5. The method of claim 4, wherein the step of determining the position of the first electrode is performed,

the cavity space pyramid pooling model with the cascade structure comprises the following components: a common convolution layer, three expansion convolution layers with different expansion rates and a global average pooling layer;

6. The method of claim 5, wherein the step of determining the position of the probe is performed,

the cavity space pyramid pooling model with the cascade structure extracts image features of the image to be detected according to the second intermediate image, and comprises the following steps:

the common convolution layer takes the second intermediate image as input;

7. The method of claim 1, wherein the step of determining the position of the substrate comprises,

the number of the two-layer convolution structures is 1-3, and the number of the three-layer convolution structures is 1-2.

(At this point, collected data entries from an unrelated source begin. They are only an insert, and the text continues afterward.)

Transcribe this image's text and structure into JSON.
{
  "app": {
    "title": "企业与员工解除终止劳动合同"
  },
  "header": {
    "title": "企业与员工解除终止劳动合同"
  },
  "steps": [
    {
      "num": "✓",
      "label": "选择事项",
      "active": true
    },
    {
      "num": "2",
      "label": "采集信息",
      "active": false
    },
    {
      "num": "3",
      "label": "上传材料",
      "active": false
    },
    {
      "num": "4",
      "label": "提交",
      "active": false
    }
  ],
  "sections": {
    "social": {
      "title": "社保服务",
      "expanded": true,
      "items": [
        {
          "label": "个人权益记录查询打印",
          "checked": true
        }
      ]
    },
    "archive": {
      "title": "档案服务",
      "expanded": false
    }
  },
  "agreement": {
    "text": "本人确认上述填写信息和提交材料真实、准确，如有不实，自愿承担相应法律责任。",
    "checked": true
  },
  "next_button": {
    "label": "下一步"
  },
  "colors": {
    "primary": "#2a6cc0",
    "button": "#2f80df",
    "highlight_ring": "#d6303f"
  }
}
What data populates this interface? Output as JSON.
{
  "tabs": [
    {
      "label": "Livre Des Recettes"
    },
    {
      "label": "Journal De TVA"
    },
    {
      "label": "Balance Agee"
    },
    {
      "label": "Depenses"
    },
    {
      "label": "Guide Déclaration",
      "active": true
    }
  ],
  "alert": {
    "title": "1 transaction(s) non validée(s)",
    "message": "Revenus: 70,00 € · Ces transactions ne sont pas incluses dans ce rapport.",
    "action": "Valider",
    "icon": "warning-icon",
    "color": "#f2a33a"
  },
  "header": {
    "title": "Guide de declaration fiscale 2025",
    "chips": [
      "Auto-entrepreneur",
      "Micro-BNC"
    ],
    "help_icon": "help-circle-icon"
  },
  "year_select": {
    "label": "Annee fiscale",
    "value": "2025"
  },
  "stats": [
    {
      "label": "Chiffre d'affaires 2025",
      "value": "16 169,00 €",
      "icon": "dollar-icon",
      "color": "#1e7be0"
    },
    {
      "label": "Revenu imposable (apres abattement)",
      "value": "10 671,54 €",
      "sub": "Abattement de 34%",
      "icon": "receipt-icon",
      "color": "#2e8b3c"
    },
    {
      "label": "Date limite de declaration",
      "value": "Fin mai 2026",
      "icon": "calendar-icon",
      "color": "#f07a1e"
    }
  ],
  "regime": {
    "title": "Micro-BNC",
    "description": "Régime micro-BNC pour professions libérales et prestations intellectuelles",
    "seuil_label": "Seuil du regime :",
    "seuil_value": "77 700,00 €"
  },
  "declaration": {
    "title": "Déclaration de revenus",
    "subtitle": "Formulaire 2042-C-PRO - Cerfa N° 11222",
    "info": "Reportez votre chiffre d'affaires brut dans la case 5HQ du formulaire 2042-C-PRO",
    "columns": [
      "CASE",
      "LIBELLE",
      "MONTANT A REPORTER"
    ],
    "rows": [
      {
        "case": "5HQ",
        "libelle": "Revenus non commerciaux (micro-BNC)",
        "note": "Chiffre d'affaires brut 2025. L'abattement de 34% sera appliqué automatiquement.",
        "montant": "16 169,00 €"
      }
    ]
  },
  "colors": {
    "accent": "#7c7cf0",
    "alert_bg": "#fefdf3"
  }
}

8. Image segmentation device based on deep labv3+, characterized in that includes: a feature extraction module;

the feature extraction module is arranged in the encoder and is used for extracting image features of an image to be detected based on the multi-scale feature fusion model;

9. The apparatus of claim 8, wherein the device comprises a plurality of sensors,

the feature extraction module is used for taking the image to be detected as input, and dividing the image to be detected into a preset first size through each two-layer convolution structure; stitching the first size image into a first intermediate image of a first number of channels; splicing the first intermediate image into a second intermediate image with a second channel number by using the three-layer convolution structure; and extracting image features of the image to be detected according to the second intermediate image.

10. A storage medium, comprising:

for storing computer-executable instructions which, when executed, implement the method of any of claims 1-7.